Approximately 22,300 freshmen applications were received for the 7,200 enrollment spots for fall 2006. Last year the University admitted 7,584 freshmen out of 19,000 applicants.

Stacey Kostell, director of undergraduate admissions, says last year was uncommon. The past five years of data show 21-to 22,000 students as the typical number of applicants.

This year’s attempt to prevent last year’s over-enrollment means more students are being placed on the waiting list. Kostell says 1,121 students have been placed on the waiting list this year, possibly the largest number put on the list, but not significantly more than in 2004. Last year, between 500 and 600 students had been placed on the wait list.

“One of the things we hope to do is to, percentage-wise, admit a few less students,” Kostell said. “Plan on the higher yield, and if that doesn’t happen this year, we do have that wait list to make sure we don’t under-enroll. [It’s] a safety net to not over-enroll either.”

Students are not ranked within a wait list. If a college has not met its enrollment target, the Admission Review Committee for the college will select wait-listed students according to their credentials.

Normally, approximately 66 percent of applicants are admitted. Last year, the admission selectivity reached 75 percent. Although it is too early to tell, Kostell says admission selectivity will be closer to the average.
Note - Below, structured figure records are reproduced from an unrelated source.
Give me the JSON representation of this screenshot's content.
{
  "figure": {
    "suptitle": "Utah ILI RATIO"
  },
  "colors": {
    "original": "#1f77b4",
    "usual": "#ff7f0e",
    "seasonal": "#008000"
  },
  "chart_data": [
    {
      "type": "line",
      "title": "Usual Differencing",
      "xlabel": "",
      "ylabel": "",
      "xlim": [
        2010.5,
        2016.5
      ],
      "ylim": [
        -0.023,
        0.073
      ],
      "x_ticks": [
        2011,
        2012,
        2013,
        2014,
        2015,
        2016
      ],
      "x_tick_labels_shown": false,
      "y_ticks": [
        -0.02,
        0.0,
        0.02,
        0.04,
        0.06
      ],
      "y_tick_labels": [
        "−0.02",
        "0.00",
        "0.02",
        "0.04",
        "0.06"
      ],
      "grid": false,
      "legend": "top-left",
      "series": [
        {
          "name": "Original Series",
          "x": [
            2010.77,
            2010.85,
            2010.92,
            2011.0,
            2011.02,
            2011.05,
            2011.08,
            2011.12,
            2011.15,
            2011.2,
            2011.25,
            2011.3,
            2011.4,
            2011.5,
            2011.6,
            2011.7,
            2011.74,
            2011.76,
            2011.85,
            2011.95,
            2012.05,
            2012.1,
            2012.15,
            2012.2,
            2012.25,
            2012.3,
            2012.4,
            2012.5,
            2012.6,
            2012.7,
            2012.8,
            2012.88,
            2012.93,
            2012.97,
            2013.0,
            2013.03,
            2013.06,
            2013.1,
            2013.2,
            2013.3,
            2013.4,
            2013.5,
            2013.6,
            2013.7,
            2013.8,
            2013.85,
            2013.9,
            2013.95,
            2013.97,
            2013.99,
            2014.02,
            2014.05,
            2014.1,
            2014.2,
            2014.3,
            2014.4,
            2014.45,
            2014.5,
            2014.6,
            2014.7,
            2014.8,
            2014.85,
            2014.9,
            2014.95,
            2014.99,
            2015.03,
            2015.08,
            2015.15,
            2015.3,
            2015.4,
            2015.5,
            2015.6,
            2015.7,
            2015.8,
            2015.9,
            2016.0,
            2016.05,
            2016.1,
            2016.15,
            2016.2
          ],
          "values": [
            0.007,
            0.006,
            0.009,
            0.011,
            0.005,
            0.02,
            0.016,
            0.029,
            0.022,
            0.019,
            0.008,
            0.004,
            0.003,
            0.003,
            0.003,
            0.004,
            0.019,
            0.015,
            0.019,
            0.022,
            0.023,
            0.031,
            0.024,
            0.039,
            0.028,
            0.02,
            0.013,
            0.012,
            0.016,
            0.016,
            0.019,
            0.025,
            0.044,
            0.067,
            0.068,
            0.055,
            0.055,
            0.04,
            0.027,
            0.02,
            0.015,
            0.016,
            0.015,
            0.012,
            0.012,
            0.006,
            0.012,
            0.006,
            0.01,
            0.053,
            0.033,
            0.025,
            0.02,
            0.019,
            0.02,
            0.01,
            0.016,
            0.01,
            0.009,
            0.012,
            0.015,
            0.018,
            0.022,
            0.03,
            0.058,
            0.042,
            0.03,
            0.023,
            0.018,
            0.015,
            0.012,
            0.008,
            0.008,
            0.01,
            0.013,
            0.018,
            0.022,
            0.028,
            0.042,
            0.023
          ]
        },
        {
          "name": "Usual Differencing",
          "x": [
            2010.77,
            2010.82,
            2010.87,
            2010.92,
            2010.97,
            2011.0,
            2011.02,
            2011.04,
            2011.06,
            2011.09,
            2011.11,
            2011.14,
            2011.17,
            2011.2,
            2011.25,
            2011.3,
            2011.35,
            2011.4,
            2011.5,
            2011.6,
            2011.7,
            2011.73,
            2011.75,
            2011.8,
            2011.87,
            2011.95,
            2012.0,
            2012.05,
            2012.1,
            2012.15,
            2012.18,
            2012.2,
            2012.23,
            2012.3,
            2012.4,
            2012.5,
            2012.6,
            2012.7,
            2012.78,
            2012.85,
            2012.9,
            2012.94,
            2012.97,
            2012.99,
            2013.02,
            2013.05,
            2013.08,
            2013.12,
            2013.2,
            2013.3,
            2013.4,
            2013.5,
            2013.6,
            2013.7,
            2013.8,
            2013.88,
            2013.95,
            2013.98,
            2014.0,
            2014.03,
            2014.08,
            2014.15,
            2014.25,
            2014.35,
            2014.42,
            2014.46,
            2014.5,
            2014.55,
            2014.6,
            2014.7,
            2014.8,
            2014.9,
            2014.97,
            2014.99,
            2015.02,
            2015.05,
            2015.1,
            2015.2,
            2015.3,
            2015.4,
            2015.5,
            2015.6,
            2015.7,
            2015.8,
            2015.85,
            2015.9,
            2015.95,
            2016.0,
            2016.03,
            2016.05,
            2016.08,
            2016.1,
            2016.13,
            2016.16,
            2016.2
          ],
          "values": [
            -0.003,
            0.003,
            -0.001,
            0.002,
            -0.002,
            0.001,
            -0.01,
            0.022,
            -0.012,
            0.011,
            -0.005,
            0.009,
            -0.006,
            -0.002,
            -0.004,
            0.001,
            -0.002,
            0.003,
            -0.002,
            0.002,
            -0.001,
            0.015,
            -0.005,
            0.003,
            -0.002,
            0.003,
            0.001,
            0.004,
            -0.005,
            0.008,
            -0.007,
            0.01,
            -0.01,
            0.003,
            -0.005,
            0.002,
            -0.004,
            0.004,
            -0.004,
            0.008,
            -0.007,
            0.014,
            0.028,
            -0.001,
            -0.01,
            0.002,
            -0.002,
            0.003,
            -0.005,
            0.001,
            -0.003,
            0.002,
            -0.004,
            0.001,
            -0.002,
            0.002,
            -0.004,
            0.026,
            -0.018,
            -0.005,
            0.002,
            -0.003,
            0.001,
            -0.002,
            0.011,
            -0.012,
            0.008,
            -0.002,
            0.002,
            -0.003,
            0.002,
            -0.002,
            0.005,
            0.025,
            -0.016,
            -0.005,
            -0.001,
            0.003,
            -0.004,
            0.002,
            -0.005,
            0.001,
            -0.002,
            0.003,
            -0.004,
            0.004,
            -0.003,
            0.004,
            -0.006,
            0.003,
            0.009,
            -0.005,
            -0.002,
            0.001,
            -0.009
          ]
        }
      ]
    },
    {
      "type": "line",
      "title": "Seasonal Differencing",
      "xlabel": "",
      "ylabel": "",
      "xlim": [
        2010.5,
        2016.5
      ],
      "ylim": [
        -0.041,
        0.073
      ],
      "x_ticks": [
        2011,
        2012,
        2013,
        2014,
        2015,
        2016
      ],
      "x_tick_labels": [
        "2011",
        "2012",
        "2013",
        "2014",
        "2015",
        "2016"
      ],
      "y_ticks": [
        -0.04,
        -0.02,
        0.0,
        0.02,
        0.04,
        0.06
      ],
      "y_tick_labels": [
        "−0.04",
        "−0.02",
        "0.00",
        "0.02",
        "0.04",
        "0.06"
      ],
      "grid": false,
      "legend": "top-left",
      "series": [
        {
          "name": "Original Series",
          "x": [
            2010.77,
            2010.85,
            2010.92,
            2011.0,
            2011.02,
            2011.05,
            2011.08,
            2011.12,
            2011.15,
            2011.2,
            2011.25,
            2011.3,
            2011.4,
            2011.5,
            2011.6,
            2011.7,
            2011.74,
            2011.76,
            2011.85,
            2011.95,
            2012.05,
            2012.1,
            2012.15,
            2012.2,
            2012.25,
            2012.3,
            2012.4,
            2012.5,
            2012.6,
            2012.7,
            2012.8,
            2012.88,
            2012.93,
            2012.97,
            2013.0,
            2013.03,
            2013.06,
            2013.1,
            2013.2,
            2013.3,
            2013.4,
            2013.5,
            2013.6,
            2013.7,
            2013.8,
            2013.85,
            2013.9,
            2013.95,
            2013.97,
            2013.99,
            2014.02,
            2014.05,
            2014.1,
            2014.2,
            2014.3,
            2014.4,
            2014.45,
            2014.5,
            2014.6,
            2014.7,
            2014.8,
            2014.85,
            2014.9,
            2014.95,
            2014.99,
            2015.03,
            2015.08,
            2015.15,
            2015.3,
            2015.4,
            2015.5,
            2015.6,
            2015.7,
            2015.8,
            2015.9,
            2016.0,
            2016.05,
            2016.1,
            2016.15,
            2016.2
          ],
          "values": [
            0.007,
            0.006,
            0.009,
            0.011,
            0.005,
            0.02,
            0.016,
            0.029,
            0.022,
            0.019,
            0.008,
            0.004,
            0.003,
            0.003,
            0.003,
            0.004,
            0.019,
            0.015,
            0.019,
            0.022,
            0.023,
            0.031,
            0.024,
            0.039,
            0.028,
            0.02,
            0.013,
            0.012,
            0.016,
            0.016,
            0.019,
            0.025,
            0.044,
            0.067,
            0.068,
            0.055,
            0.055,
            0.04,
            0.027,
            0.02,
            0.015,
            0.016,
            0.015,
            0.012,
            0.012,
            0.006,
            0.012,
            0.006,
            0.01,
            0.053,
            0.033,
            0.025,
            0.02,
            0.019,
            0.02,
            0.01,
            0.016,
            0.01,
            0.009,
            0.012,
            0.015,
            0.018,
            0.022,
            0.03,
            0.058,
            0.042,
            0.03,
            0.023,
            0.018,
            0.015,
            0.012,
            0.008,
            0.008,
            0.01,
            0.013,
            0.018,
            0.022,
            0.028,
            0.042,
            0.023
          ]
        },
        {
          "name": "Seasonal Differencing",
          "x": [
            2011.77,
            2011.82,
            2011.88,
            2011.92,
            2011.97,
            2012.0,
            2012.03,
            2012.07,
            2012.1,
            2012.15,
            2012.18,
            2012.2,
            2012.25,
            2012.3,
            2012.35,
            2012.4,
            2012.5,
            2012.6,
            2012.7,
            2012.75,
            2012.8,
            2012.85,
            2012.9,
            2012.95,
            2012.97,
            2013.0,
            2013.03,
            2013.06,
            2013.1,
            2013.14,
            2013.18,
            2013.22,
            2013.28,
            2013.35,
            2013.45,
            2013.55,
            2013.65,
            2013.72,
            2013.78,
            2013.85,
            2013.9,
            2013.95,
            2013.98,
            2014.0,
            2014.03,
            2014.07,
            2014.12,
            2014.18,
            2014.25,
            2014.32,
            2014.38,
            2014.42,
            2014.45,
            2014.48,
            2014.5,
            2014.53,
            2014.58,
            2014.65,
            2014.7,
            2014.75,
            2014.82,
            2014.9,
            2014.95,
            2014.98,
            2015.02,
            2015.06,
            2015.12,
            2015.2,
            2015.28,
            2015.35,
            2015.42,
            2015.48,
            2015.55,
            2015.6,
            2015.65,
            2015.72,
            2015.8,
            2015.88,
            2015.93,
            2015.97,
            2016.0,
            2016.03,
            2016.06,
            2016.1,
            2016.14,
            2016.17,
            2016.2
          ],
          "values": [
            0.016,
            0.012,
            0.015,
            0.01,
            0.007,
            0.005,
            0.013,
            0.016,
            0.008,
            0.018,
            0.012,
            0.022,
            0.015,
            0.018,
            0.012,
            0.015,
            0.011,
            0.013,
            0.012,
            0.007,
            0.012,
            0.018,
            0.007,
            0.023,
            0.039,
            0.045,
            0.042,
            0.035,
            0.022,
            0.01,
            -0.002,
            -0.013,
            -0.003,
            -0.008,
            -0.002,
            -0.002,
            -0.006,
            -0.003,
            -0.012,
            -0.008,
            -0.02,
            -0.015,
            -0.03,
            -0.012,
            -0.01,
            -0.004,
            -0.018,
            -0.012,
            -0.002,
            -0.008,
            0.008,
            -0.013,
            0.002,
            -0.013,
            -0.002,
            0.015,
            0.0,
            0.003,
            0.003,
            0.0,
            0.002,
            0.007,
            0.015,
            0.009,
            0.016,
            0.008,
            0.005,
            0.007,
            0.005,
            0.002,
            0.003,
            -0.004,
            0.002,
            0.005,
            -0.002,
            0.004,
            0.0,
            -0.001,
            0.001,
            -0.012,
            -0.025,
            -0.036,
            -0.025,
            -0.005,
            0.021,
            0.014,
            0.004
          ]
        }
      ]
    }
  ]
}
“For the most part, we’re similar to where we’ve always been as far as the percentage of students that have been admitted,” Kostell said. “I think one that is different this year is the number of students who applied to business.”

Because the College of Business is a college uninterested in growing, it has been more competitive as more students apply. Compared to last year’s approximate 2,300 applicants, the College of Business received 2,800 applicants this year. The college accepted a little more than 1,100 students last year and did the same for this year as well.

“I think we’ve become better recruiters,” said Jewell White, assistant dean for admission and recruiting in the college of business. “Historically we’ve had a great program .. I think the students that are admitted over the last couple of years will definitely be prepared to make a difference in the community and campus when they arrive.”

The rising number of applicants to the University may be due to increased recruitment activities. New receptions were held and new visitation programs were added, as well as more visits to high schools within the past year.

Another explanation is the change in the application process. The one open-ended personal statement was replaced with two 300-word defined essay questions. Activities and honors have also been added and carefully reviewed.

“I do think we look at applicants a little differently than we have in the past,” Kostell said. “(The changes) really allow us to look at everything a student brings rather than just academic credentials. For students who have great leadership or have done outstanding things, we can consider that in the whole picture of what that student will bring to our campus.”

Over a period of several years, the University is looking to decrease the class size of admitted freshmen to 6,500 students. Another goal is to increase the number of students accepted who graduated in the top ten percent of their class. Applications are examined not just for the transcript or test scores, but for the activities and essays as well. There are no minimum requirements stated, but Kostell predicts that there is a possibility that academic standards would increase.

The University is also working to improve its quality, Kostell said.

“Some of the programs that Illinois offers, as well as other premier publics, are the best in the nation,” Kostell said. “So I think students can come here and get a great education for a great price . I think we have a lot to offer.”